Regularly consuming diet fizzy drinks will only make you fatter, new research shows.
Although they have fewer calories, the drinks fail to stop you piling on the pounds – and could trigger your appetite so that you eat more.
The news is a blow to millions of Britons who believe such drinks help to keep them in trim. Scientists came to their conclusion after looking at two important studies.
One involving more than 500 participants found that those who guzzled diet soft drinks every day had 70 per cent bigger waists after a decade than those who drank none.
And even those who kept to just two diet drinks a day put on almost two inches around the middle.
In the other study, mice that were fed a sweetener widely used in soft drinks had higher blood sugar levels after three months.
Artificial sweeteners are thought to be a cause of weight gain by boosting a craving for food. Professor Helen Hazuda, who presented the findings at a diabetes conference in San Diego, California, said: “If you compare people who consume no diet sodas to those who consumed any, there was a dramatic difference.”

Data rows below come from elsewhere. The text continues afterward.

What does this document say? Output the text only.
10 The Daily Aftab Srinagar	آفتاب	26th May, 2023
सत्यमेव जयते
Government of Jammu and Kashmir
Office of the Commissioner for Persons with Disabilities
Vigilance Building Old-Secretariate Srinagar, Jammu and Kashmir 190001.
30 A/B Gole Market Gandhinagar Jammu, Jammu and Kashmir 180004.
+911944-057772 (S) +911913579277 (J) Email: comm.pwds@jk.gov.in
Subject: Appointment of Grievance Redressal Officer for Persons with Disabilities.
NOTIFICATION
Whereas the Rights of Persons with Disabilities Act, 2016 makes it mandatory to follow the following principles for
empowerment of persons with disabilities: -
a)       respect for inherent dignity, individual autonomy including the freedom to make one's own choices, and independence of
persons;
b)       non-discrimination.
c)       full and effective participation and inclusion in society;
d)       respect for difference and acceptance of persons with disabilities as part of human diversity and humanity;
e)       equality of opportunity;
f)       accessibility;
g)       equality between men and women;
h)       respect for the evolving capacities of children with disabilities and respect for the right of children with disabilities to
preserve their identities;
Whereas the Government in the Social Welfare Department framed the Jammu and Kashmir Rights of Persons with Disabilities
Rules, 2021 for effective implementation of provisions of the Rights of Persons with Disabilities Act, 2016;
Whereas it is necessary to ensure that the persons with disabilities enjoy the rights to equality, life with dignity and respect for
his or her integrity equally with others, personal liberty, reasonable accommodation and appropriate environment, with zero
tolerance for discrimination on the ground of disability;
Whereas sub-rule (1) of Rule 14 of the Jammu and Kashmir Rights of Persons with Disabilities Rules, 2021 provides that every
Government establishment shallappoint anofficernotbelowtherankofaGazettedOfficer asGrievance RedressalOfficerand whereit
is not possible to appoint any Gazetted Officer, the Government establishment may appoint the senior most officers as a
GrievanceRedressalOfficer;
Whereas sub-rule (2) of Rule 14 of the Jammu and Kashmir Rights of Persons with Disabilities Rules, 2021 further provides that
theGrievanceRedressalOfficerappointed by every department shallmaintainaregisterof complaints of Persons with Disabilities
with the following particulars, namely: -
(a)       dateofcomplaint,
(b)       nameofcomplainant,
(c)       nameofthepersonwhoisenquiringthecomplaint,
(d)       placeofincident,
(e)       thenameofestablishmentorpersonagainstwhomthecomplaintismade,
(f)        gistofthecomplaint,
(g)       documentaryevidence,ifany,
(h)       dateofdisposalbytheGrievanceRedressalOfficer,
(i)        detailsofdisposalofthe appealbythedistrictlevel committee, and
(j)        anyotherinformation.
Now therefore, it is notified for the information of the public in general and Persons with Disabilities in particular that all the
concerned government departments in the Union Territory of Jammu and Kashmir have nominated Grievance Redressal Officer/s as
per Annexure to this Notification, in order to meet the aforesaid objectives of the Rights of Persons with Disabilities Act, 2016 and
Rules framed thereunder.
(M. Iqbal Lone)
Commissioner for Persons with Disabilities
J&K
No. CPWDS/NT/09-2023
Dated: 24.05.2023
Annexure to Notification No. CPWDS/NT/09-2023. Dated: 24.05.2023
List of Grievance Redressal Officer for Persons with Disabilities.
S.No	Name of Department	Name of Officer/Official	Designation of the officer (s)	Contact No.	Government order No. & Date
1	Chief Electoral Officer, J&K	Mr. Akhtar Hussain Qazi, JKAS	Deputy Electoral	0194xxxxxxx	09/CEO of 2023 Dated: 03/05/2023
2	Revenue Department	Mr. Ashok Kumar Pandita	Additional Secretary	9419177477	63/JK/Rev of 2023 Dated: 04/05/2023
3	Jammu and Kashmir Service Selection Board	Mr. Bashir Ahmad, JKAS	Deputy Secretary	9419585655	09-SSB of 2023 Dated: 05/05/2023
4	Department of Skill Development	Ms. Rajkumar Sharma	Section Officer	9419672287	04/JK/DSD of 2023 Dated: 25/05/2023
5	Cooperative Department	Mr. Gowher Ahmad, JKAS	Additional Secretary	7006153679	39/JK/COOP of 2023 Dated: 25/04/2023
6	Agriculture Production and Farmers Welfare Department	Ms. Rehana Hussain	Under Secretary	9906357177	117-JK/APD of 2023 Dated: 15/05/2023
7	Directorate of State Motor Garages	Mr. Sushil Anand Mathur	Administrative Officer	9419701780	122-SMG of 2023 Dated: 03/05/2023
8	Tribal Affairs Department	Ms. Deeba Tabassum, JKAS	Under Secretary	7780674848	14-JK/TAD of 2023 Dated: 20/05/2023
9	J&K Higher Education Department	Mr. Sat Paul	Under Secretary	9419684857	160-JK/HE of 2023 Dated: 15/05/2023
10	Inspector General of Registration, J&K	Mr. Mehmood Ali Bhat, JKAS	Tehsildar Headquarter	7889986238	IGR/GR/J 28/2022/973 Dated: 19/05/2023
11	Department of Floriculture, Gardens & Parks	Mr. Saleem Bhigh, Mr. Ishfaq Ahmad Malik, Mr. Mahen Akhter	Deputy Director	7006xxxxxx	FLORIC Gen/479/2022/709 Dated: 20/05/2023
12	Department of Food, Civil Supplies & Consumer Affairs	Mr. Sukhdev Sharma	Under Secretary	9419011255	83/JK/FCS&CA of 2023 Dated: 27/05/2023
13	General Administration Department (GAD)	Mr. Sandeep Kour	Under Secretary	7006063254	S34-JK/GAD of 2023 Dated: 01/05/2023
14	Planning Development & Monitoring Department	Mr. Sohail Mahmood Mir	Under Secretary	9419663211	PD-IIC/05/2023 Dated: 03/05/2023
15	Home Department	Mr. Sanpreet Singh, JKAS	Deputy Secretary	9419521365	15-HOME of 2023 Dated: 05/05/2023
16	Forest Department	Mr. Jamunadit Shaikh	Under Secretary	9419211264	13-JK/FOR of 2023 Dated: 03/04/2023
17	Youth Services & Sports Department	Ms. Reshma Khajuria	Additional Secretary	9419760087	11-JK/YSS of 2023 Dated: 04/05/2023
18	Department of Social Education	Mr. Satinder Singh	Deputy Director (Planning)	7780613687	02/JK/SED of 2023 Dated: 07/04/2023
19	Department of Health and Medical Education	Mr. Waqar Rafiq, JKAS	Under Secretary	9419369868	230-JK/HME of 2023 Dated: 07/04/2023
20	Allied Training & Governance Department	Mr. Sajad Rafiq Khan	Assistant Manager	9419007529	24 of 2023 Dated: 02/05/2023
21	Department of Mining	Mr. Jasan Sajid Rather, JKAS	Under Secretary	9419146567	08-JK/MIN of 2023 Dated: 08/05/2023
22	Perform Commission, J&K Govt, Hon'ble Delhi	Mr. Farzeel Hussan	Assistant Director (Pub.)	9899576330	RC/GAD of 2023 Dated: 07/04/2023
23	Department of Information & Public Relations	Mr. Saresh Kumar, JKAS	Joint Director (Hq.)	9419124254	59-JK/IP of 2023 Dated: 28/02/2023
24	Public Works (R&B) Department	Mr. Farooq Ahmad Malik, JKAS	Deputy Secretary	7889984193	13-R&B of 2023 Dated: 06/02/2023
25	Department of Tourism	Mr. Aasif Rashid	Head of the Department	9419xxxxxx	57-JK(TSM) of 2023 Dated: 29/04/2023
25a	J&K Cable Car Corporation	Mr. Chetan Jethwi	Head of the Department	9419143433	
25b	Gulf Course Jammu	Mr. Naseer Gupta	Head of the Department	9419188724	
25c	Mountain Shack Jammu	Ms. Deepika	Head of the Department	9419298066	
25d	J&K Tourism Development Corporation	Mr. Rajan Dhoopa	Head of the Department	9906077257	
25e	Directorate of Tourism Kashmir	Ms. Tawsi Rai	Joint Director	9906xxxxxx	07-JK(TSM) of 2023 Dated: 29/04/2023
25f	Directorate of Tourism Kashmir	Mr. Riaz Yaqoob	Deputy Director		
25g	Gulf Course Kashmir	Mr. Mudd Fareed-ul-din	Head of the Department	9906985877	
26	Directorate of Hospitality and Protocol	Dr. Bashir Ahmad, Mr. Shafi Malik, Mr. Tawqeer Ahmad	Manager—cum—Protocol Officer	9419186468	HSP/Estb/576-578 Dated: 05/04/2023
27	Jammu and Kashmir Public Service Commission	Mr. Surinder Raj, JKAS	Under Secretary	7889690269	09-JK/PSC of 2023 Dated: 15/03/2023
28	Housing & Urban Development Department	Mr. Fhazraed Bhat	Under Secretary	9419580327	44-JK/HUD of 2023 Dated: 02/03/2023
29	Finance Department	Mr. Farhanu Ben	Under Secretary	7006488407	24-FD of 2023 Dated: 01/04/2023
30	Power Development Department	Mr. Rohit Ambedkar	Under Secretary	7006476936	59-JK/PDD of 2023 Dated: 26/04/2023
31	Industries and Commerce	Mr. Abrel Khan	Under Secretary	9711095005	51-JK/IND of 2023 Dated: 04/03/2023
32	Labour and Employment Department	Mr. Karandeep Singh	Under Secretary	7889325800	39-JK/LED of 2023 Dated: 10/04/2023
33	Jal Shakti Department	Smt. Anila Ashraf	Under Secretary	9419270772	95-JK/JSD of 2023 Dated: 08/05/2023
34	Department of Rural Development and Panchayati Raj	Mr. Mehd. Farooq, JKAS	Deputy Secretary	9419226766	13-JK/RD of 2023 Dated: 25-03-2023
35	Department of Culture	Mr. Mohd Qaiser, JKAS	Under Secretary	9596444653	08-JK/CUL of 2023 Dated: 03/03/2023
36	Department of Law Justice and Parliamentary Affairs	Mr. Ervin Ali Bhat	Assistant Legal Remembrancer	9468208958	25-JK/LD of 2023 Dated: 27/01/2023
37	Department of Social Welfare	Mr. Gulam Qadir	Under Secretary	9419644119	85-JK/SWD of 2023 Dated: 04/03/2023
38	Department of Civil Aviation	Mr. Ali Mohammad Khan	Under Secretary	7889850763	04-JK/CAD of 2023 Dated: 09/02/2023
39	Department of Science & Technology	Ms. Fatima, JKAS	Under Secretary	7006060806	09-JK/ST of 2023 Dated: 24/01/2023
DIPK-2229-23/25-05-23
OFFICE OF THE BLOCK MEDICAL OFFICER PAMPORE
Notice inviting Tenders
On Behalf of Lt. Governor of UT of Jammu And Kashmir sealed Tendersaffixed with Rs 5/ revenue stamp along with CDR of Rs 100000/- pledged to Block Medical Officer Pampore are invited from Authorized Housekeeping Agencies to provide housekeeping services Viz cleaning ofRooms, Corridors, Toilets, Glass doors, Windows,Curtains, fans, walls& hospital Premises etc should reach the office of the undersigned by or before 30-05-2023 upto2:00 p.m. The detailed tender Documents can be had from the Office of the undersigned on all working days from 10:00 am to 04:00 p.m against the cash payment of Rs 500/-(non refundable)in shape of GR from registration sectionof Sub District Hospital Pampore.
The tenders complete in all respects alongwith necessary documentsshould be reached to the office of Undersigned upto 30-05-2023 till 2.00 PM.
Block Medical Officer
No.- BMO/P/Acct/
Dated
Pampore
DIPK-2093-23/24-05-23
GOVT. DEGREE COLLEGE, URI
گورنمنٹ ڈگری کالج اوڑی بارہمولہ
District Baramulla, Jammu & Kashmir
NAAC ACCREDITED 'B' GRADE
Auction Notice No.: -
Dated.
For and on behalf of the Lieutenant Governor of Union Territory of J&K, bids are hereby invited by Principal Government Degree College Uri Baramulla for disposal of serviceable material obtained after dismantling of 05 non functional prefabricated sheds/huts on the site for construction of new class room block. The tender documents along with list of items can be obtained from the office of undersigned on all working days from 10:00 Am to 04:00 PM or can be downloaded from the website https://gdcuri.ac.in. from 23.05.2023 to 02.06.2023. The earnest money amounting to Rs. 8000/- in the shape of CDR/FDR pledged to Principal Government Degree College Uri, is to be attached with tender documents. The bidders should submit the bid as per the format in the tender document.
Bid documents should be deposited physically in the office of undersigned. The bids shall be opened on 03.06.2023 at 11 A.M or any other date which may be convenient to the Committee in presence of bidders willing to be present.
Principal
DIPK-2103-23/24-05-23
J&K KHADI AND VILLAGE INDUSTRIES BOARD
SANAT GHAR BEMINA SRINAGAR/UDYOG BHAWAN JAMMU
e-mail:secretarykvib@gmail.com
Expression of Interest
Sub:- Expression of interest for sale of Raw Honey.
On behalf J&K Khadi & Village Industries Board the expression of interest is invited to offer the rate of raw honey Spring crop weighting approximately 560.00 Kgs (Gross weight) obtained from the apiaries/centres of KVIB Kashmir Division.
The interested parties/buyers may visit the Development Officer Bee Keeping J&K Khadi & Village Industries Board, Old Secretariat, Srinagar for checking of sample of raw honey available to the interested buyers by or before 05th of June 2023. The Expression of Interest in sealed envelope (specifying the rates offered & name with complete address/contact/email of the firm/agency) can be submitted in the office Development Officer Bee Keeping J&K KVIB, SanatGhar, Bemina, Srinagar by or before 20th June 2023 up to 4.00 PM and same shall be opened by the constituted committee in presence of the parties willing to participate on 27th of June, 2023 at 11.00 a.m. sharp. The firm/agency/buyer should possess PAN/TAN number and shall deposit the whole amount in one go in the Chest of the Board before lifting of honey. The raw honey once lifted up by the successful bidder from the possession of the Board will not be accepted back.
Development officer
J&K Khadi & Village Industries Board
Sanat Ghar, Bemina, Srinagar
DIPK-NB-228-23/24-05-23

She added: “Data from this and other prospective studies suggest that the promotion of diet sodas and artificial sweeteners as healthy alternatives may be ill-advised. They may be free of calories but not of consequences.”
The researchers, based at the University of Texas, cannot yet conclusively say that diet drinks cause expanding waistlines, but their findings add to a growing number of studies that make the link.
One theory is that the body uses taste to regulate hunger, and that artificial sweeteners may be disrupting that mechanism.
Prof Hazuda’s colleague Sharon Fowler said: “The thing about artificial sweeteners is that they could have the effect of triggering appetite, but unlike regular sugars they don’t deliver something that will squelch the appetite.”
Low-calorie drinks command more than 60 per cent of the soft drinks market in the UK, with shoppers opting for them in growing numbers. Dr John Stevenson, consultant physician at Imperial College London, said: “The problem with this study is that they need to propose a biological mechanism to explain the observational findings.
“And it takes a quantum leap to relate the effects of aspartame [sweetener] in diabetic-prone mice to humans.
“One possible explanation is that in America very obese people can be seen wandering round with a triple cheese-burger in one hand but always with a diet drink in the other, presumably working on the basis the diet drink cancels out the calories in the food.”